O entusiasmo foi notado quando acompanhávamos, em criança, parte da jornada diária pela zona rural de Taubaté e cidades vizinhas. Formado em Agronomia, o pai trabalhou no setor de crédito rural do antigo Banespa, o que justifica a abrangência. Fosse ou não sua intenção inteirar-nos das rotinas de trabalho para despertar-nos alguma vocação, o efeito foi colateral. Aprendemos a apreciar a vida no campo e a relação com a Natureza. Desenvolvemos o amor pelas plantas e pelos animais. Tivemos o contato com a gente simples - muitas vezes matreira - da roça, e os primeiros encontros com a cultura popular. Todos os sentidos retiveram informações consoante suas competências. O canto variado das aves; o gosto do café, dos doces e das frutas; a aspereza do pelo das vacas; as paisagens; o cheiro da lenha queimada e da poeira das estradas. Contudo, toda esta assimilação foi existencial. Não a relacionamos um acompanhamento do ganha-pão: torna-te agrônomo e desfruta disto tudo. Da mesma forma que visitamos a mãe no laboratório de anatomia junto ao qual ela lecionou. Tivemos medo e depois curiosidade pelos cadáveres em estudo, observamos as partes do corpo humano à disposição dos alunos, consultamos atlas e manuais. Nem por isso fizemos nossa escolha na área biomédica.
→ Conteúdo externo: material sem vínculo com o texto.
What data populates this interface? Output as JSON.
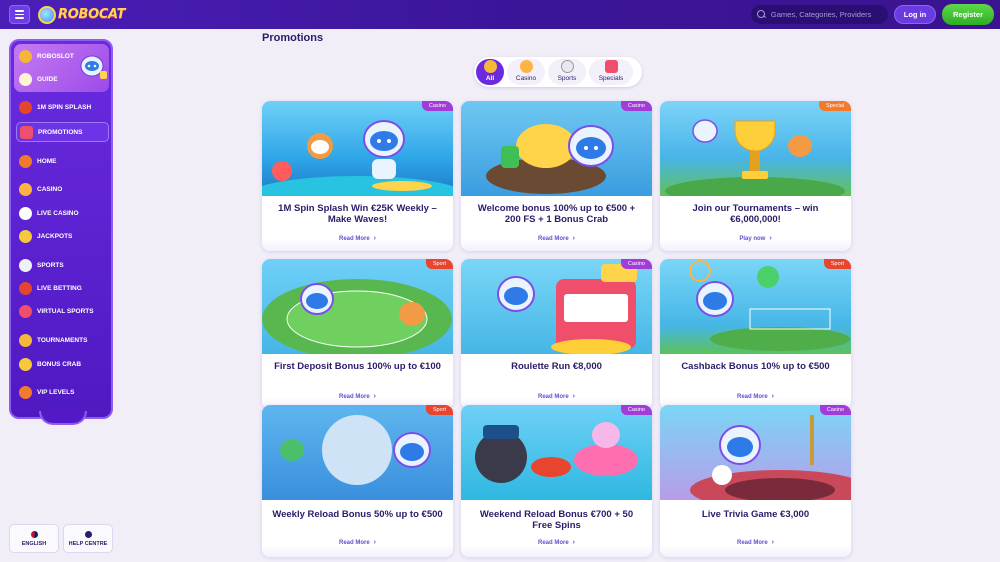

Em relação ao pai, portanto, o foco da questão trabalhista foi desviado para os complementos. Compartilhamos o entusiasmo, mas a descontinuidade profissional foi dramática. Começamos pelo Direito e pela advocacia. Encaminhamento dado de supetão, confessemo-lo. À pergunta direta e inesperada dele respondemos: "Direito". A surpresa sempre fez parte de seu modus operandi. Foi a primeira resposta que nos ocorreu, mas de alguma forma sabíamos que agradaria ou seria aceita com menor conflito. Houve uma tentativa de mudança da rota. Porém, quando anunciada a intenção de prestar vestibular para Filosofia, acabamos ouvindo: "quem foi que falou que você tem que prestar para Filosofia"? Negação de livre-arbítrio, dúvida quanto à capacidade de escolha, surdez intergeracional. Diálogo encerrado antes de iniciado e manutenção da primeira "escolha" laboral. Durante mais de uma década cumprimos nosso dever perante os clientes. Até questionarmo-nos, em torno dos trinta anos, si era aquilo que queríamos fazer até o encerramento da encarnação. Hoje, com a nova profissão, realizamos uma vocação. Diante de cada cliente visualizamos nosso próprio sentido existencial. Não pense o leitor que não houve - ou que não há - uma conta a ser paga.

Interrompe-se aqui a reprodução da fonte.